Fortunately, he recognizes the low probability of this “want” quickly enough.  Getting superior performance from ordinary people is an inherent job of any leader in almost every organization of size.

But by definition, there are more ordinary performers in the world than there are extraordinary, and Murphy’s Law ensures that they always wind up on your team. The result: You’ve got a group of average, normal people that must take on formidable challenges.

This is quite true, but it isn’t because of Murphy’s Law – it is because, on average, any group of some size will be made up of the average: some higher, some lower. 

The author now gets to his recommendations:

Educate.

This is quite right.  However this takes significant time and commitment on the part of the leader.  It will also require the leader to stand up to pressure from those who feel that getting decisions made quicker are more important than educating the team.

I found the most effective method to educate the team was through meetings involving a broad group – a group much larger than those strictly impacted or knowledgeable about the immediate decision at hand.  For those not immediately impacted by the decision, they often found this a waste of time.  The meetings were not only about coming to a decision, but subtly about training management on methods they could use within their own decision-making process.   The meetings offered lessons about how to come to a right decision (I say “a right decision,” not “the right decision” because there is often not just one right decision).  What questions were asked?  How were other members brought into the discussion? How did others see that this decision might impact their customers, or how could they use this thinking to work differently within their department?  Over time, the value of this type of training was apparent even to some of the more hardened skeptics.

When I initially received complaints about the wasted time in these meetings, I would suggest that “you used to complain that the prior management wouldn’t listen to you, now you complain that I am soliciting your input – and that I want your input heard by the entire management team.  Which is it, because you can’t have it both ways?”

Set expectations.

For me, this is about being consistent with the objectives.  Keep the objectives simple and understandable.  This ensures the greatest number of people will be able to actively work toward achieving the objectives.

The best objectives I found were simple financial objectives.  Cash flow, debt reduction, sales or order growth.  Initially this would be met with an attitude of “you only care about the customer; you don’t care about quality, or customer relationships, or employee relationships.” 

I spent time educating management on how every action they take effects these concerns:  is profitability better or worse when quality is better?  Is cash flow improved when customer relationships are good?  Again, this takes time to meet with and discuss with enough employees such that this understanding permeates an organization.  But it will.
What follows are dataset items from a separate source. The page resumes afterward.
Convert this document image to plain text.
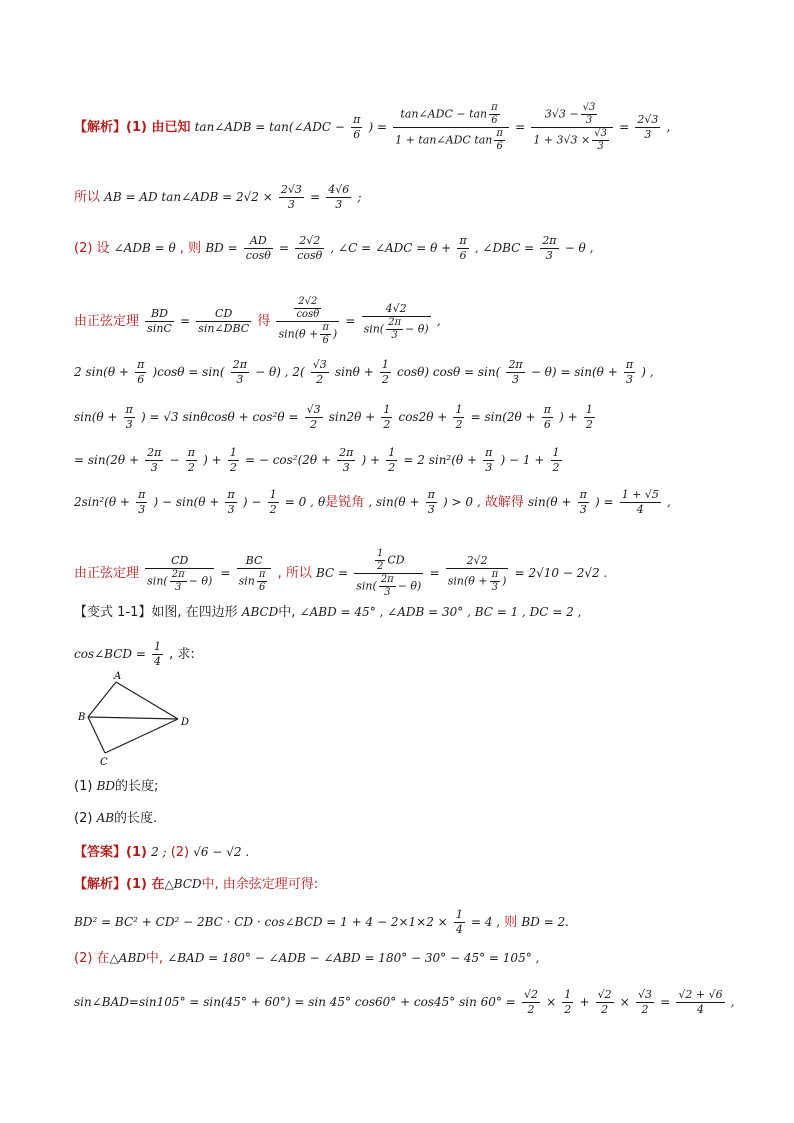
【解析】(1) 由已知 tan∠ADB = tan(∠ADC − $\frac{\pi}{6}$ ) = $\frac{\tan\angle ADC - \tan \frac{\pi}{6}}{1 + \tan\angle ADC \tan \frac{\pi}{6}} = \frac{3√3 - \frac{√3}{3}}{1 + 3√3 \times \frac{√3}{3}} = \frac{2√3}{3}$ ,
所以 AB = AD tan∠ADB = $2√2 \times \frac{2√3}{3} = \frac{4√6}{3}$ ;
(2) 设 ∠ADB = θ , 则 BD = $\frac{AD}{\cos\theta} = \frac{2√2}{\cos\theta}$ , ∠C = ∠ADC = $\theta + \frac{\pi}{6}$ , ∠DBC = $\frac{2\pi}{3} - \theta$ ,
由正弦定理 $\frac{BD}{\sin C} = \frac{CD}{\text{sin∠DBC}}$ 得 $\frac{\frac{2√2}{\cos\theta}}{\sin(\theta + \frac{\pi}{6} )} = \frac{4√2}{\sin( \frac{2\pi}{3} - \theta)}$ ,
2 $\sin(\theta + \frac{\pi}{6} )\cos\theta = \sin( \frac{2\pi}{3} - \theta)$ , $2( \frac{√3}{2}$ $\sin\theta + \frac{1}{2} \cos\theta$) $\cos\theta = \sin( \frac{2\pi}{3} - \theta) = \sin(\theta + \frac{\pi}{3}$ ) ,
$\sin(\theta + \frac{\pi}{3}$ ) = √3 $\sin\theta\cos\theta + \cos^2\theta = \frac{√3}{2} \sin 2\theta + \frac{1}{2} \cos 2\theta + \frac{1}{2} = \sin(2\theta + \frac{\pi}{6}$ ) + $\frac{1}{2}$
= $\sin(2\theta + \frac{2\pi}{3} - \frac{\pi}{2}$ ) + $\frac{1}{2}$ = − $\cos^2(2\theta + \frac{2\pi}{3}$ ) + $\frac{1}{2} = 2$ $\sin^2(\theta + \frac{\pi}{3}$ ) − $1 + \frac{1}{2}$
$2\sin^2(\theta + \frac{\pi}{3}$ ) − $\sin(\theta + \frac{\pi}{3}$ ) − $\frac{1}{2} = 0$ , θ是锐角 , $\sin(\theta + \frac{\pi}{3}$ ) > 0 , 故解得 $\sin(\theta + \frac{\pi}{3}$ ) = $\frac{1 + √5}{4}$ ,
由正弦定理 $\frac{CD}{\sin( \frac{2\pi}{3} - \theta)} = \frac{BC}{\sin \frac{\pi}{6}}$ , 所以 BC = $\frac{\frac{1}{2} CD}{\sin( \frac{2\pi}{3} - \theta)} = \frac{2√2}{\sin(\theta + \frac{\pi}{3} )} = 2√10 - 2√2$ .
【变式 1-1】如图, 在四边形 ABCD中, ∠ABD = 45° , ∠ADB = 30° , BC = 1 , DC = 2 ,
cos∠BCD = $\frac{1}{4}$ , 求:
A
B
C
D
(1) BD的长度;
(2) AB的长度.
【答案】(1) 2 ; (2) √6 − √2 .
【解析】(1) 在△BCD中, 由余弦定理可得:
BD² = BC² + CD² − 2BC · CD · cos∠BCD = $1 + 4 - 2\times 1\times 2 \times \frac{1}{4} = 4$ , 则 BD = 2.
(2) 在△ABD中, ∠BAD = 180° − ∠ADB − ∠ABD = 180° − 30° − 45° = 105° ,
sin∠BAD=sin105° = sin(45° + 60°) = sin 45° cos60° + cos45° $\sin 60^\circ = \frac{√2}{2} \times \frac{1}{2} + \frac{√2}{2} \times \frac{√3}{2} = \frac{√2 + √6}{4}$ ,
Empower. As you begin to see that the team is on the right path, empower the folks who have leadership potential to continually improve upon the plan and keep it on the right course.

In this case, I cannot say it better than the author has done.  His words suffice.

Stay the course.

Again, consistency.  Don’t be swayed by the latest fad, or “sky-is-falling” calamity.

I believe the author has left out what, to me, is the most important requirement – the one that is the glue that brings all the rest together: establishing an effective set of incentive plans that binds the entire team together.